Foto de Tamara Merino National Geographic

Deserto do Atacama, no norte do Chile, se estende do Pacífico aos Andes através de uma vasta extensão de espetaculares cânions e picos rochosos vermelho-alaranjados. É o deserto mais seco da Terra e muito parecido com a superfície de Marte.

Atualmente, o Atacama alcançou uma distinção menos maravilhosa: é uma das áreas de descarte de roupas que mais cresce no mundo, graças à rápida produção em massa de roupas baratas e elegantes, conhecidas como fast fashion (moda rápida) ou moda de baixo custo. O fenômeno tem gerado tanto desperdício que as Nações Unidas o chamam de "emergência ambiental e social" para o planeta. O desafio à nossa frente é pôr um fim a este desperdício.

Os números dizem tudo. Entre 2000 e 2014, a produção de roupas dobrou, e os consumidores começaram a comprar 60% mais roupas e a usá-las pela metade do tempo anterior.
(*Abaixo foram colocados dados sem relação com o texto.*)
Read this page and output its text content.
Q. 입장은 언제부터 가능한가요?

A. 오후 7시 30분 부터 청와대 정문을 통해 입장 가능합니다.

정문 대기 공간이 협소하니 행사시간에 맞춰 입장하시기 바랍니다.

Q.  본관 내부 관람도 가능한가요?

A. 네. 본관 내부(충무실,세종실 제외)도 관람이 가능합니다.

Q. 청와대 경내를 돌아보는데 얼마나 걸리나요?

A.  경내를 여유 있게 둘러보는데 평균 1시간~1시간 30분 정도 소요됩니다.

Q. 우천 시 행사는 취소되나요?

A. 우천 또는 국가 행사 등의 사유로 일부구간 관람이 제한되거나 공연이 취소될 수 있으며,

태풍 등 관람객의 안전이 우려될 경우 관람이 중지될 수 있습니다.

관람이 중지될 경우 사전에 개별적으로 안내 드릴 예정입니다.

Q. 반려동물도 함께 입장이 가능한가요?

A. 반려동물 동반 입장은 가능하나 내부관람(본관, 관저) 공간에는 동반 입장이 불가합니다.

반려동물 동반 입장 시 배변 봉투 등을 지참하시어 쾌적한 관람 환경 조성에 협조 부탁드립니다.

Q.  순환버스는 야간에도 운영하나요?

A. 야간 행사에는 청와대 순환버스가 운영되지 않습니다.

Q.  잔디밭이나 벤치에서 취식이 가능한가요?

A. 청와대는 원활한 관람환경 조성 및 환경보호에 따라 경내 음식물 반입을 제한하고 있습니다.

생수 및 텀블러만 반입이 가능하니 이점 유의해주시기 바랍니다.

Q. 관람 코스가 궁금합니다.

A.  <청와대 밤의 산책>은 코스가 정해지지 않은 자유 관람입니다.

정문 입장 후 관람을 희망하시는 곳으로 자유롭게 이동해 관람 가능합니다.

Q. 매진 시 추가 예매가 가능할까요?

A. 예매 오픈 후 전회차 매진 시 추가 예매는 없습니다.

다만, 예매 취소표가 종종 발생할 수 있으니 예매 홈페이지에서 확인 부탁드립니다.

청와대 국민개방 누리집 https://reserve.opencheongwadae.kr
Hoje, três quintos de todas as roupas produzidas em um ano acabam em aterros ou incineradoras, uma estatística que se traduz em um caminhão carregado de roupas usadas sendo jogadas fora ou queimadas a cada segundo. 

A maioria dessas instalações fica no sul da Ásia ou na África, onde os países que recebem essas cargas não conseguem lidar com a quantidade. Um aterro sanitário na periferia de Accra, capital de Gana, com 60% de roupas e uma altura de 15 metros, ganhou notoriedade internacional como um símbolo da crise.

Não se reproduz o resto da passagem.